Hot Air also suggests that the Alabama senate race contains some minefields for the president if he chooses to go all-in against Sessions.

“It’s possible that Sessions would win the primary despite Trump’s opposition, as the field is currently split five different ways and Sessions doubtless still enjoys some support in a state where he spent years winning elections. If Trump tried to stop him and lost — a test of strength in a ‘Trump state’ — it’d be a total humiliation.”

The worst development for the president and, indeed, Republicans, in general, would be if Roy Moore were to win the primary. Moore, who had been the nominee in the special election in 2017, lost to Doug Jones because of revelations that he had pursued teenage girls when he was well into his thirties. Moore’s fraught sexual history only came to light after the primary, when it was too late.

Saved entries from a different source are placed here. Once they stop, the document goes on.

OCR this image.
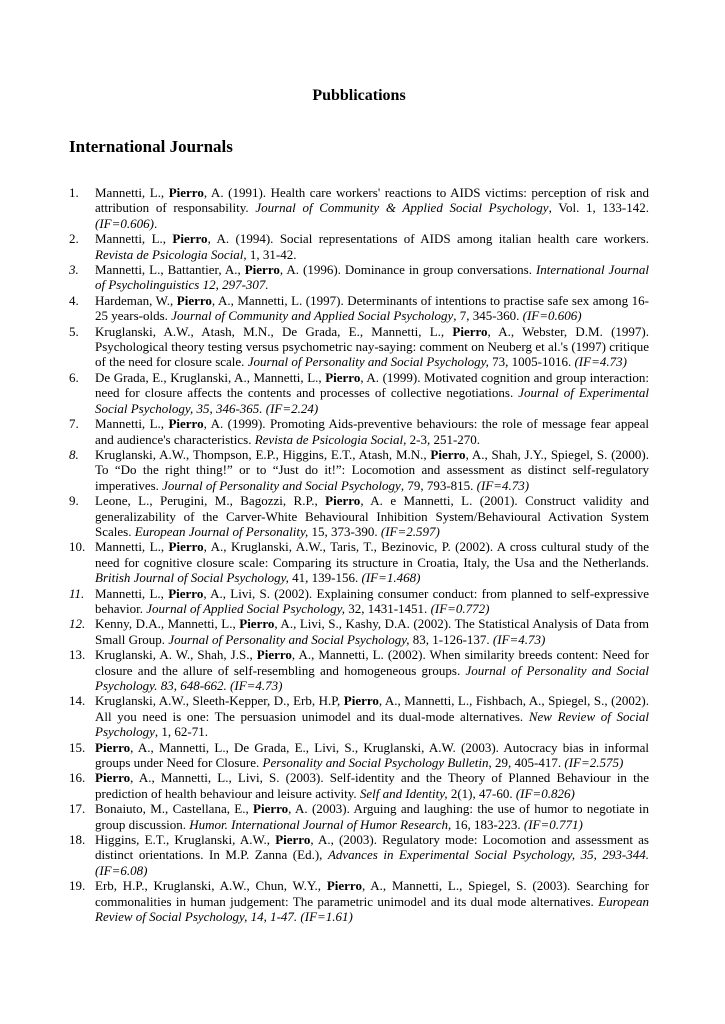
Pubblications
International Journals
1. Mannetti, L., Pierro, A. (1991). Health care workers' reactions to AIDS victims: perception of risk and attribution of responsability. Journal of Community & Applied Social Psychology, Vol. 1, 133-142. (IF=0.606).
2. Mannetti, L., Pierro, A. (1994). Social representations of AIDS among italian health care workers. Revista de Psicologia Social, 1, 31-42.
3. Mannetti, L., Battantier, A., Pierro, A. (1996). Dominance in group conversations. International Journal of Psycholinguistics 12, 297-307.
4. Hardeman, W., Pierro, A., Mannetti, L. (1997). Determinants of intentions to practise safe sex among 16-25 years-olds. Journal of Community and Applied Social Psychology, 7, 345-360. (IF=0.606)
5. Kruglanski, A.W., Atash, M.N., De Grada, E., Mannetti, L., Pierro, A., Webster, D.M. (1997). Psychological theory testing versus psychometric nay-saying: comment on Neuberg et al.'s (1997) critique of the need for closure scale. Journal of Personality and Social Psychology, 73, 1005-1016. (IF=4.73)
6. De Grada, E., Kruglanski, A., Mannetti, L., Pierro, A. (1999). Motivated cognition and group interaction: need for closure affects the contents and processes of collective negotiations. Journal of Experimental Social Psychology, 35, 346-365. (IF=2.24)
7. Mannetti, L., Pierro, A. (1999). Promoting Aids-preventive behaviours: the role of message fear appeal and audience's characteristics. Revista de Psicologia Social, 2-3, 251-270.
8. Kruglanski, A.W., Thompson, E.P., Higgins, E.T., Atash, M.N., Pierro, A., Shah, J.Y., Spiegel, S. (2000). To “Do the right thing!” or to “Just do it!”: Locomotion and assessment as distinct self-regulatory imperatives. Journal of Personality and Social Psychology, 79, 793-815. (IF=4.73)
9. Leone, L., Perugini, M., Bagozzi, R.P., Pierro, A. e Mannetti, L. (2001). Construct validity and generalizability of the Carver-White Behavioural Inhibition System/Behavioural Activation System Scales. European Journal of Personality, 15, 373-390. (IF=2.597)
10. Mannetti, L., Pierro, A., Kruglanski, A.W., Taris, T., Bezinovic, P. (2002). A cross cultural study of the need for cognitive closure scale: Comparing its structure in Croatia, Italy, the Usa and the Netherlands. British Journal of Social Psychology, 41, 139-156. (IF=1.468)
11. Mannetti, L., Pierro, A., Livi, S. (2002). Explaining consumer conduct: from planned to self-expressive behavior. Journal of Applied Social Psychology, 32, 1431-1451. (IF=0.772)
12. Kenny, D.A., Mannetti, L., Pierro, A., Livi, S., Kashy, D.A. (2002). The Statistical Analysis of Data from Small Group. Journal of Personality and Social Psychology, 83, 1-126-137. (IF=4.73)
13. Kruglanski, A. W., Shah, J.S., Pierro, A., Mannetti, L. (2002). When similarity breeds content: Need for closure and the allure of self-resembling and homogeneous groups. Journal of Personality and Social Psychology. 83, 648-662. (IF=4.73)
14. Kruglanski, A.W., Sleeth-Kepper, D., Erb, H.P, Pierro, A., Mannetti, L., Fishbach, A., Spiegel, S., (2002). All you need is one: The persuasion unimodel and its dual-mode alternatives. New Review of Social Psychology, 1, 62-71.
15. Pierro, A., Mannetti, L., De Grada, E., Livi, S., Kruglanski, A.W. (2003). Autocracy bias in informal groups under Need for Closure. Personality and Social Psychology Bulletin, 29, 405-417. (IF=2.575)
16. Pierro, A., Mannetti, L., Livi, S. (2003). Self-identity and the Theory of Planned Behaviour in the prediction of health behaviour and leisure activity. Self and Identity, 2(1), 47-60. (IF=0.826)
17. Bonaiuto, M., Castellana, E., Pierro, A. (2003). Arguing and laughing: the use of humor to negotiate in group discussion. Humor. International Journal of Humor Research, 16, 183-223. (IF=0.771)
18. Higgins, E.T., Kruglanski, A.W., Pierro, A., (2003). Regulatory mode: Locomotion and assessment as distinct orientations. In M.P. Zanna (Ed.), Advances in Experimental Social Psychology, 35, 293-344. (IF=6.08)
19. Erb, H.P., Kruglanski, A.W., Chun, W.Y., Pierro, A., Mannetti, L., Spiegel, S. (2003). Searching for commonalities in human judgement: The parametric unimodel and its dual mode alternatives. European Review of Social Psychology, 14, 1-47. (IF=1.61)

Observers of Alabama’s political scene are pretty sure that any Republican not named Roy Moore will easily win the general election. Doug Jones’ election was a fluke, brought on by his great luck in having faced a deeply flawed Republican candidate. If it’s Sessions, Hot Air has some more analysis.

“Meanwhile, if Sessions did win the primary despite Trump’s opposition, Trump would be in a bind. Does he turn around and endorse Sessions in the general election against Doug Jones, which would be awkward and embarrassing for him? Or does he remain spitefully silent and risk having Trumpers boycott the general election to punish Sessions, risking an improbable Doug Jones reelection victory?”

Hot Air judges the probability of the president staying out of at least the primary as about nil. He harbors too much bitterness about the Mueller investigation that took up a great deal of the current term, ironically turning up nothing. Trump feels that Session could have squelched the investigation in its infancy and has judged his refusal to do so a sign of disloyalty.

The wait for Sessions had held the Republican primary contest frozen like a fly in amber. The big-money donors have been keeping their wallets shut until Sessions pulls the trigger. Sessions begins that contest with $2.5 million in the bank, a significant advantage.